# Room temperature superconductor found



## hellrazor (Oct 14, 2020)

The first room-temperature superconductor has finally been found | Science News
					

A compound of carbon, hydrogen and sulfur conducts electricity without resistance up to 15° C, but there’s a catch: It works only under high pressure.




					www.sciencenews.org
				



It super conducts at 15 Celsius, but it also needs 38 million PSI.


----------



## mtcn77 (Oct 14, 2020)

What is this, solid hydrogen?

PS: I think they already use hydrogen and carbon in the making of diamonds, so this must be a sulfur diamond.


----------



## Beertintedgoggles (Oct 14, 2020)

At that pressure, 15 C is damn near equivalent to absolute zero!  Awesome stuff though.


----------



## blobster21 (Oct 14, 2020)

They basically swapped one huge constraint (extreme low temperature) against another ( extreme high pressure)


----------



## sam_86314 (Oct 14, 2020)

blobster21 said:


> They basically swapped one huge constraint (extreme low temperature) against another ( extreme high pressure)

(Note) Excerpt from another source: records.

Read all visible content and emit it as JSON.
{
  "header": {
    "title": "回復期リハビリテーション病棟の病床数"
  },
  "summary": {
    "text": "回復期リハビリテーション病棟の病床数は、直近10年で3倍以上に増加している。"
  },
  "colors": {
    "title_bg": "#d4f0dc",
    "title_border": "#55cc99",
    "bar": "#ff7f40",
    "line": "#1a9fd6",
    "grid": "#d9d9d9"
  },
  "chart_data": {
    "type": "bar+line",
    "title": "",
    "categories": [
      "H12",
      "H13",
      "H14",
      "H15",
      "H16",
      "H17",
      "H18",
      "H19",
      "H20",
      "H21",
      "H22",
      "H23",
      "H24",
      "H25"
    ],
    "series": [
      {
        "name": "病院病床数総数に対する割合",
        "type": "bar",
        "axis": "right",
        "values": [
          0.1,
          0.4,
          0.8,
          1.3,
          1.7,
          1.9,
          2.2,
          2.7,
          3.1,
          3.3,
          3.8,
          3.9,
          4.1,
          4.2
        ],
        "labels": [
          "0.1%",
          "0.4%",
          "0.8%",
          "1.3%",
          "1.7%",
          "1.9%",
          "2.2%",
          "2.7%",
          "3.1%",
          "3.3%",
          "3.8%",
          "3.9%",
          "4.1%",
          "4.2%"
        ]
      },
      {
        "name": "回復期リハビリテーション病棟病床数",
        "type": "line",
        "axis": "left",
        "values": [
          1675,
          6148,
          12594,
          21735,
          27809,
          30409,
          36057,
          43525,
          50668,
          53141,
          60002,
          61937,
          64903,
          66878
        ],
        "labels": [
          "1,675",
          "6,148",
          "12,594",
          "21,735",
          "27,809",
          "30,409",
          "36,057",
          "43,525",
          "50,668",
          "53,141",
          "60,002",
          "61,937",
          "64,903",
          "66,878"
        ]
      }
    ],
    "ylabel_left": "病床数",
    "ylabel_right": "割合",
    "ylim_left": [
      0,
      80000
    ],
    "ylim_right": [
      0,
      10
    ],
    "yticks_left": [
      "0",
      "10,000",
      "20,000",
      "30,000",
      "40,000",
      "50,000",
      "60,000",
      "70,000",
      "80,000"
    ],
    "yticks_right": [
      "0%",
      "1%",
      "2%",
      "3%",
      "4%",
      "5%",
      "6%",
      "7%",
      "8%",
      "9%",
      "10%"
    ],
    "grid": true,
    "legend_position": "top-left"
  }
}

"We got our supercomputer to only use 3 microamps under load!"

"...with an input voltage of 15 billion volts."

The title of that article is a bit clickbaity. It's technically true, but...


----------



## mtcn77 (Oct 14, 2020)

sam_86314 said:


> "We got our supercomputer to only use 3 microamps under load!"
> 
> "...with an input voltage of 15 billion volts."
> 
> The title of that article is a bit clickbaity. It's technically true, but...


That's 6.75Mw, isn't it?


----------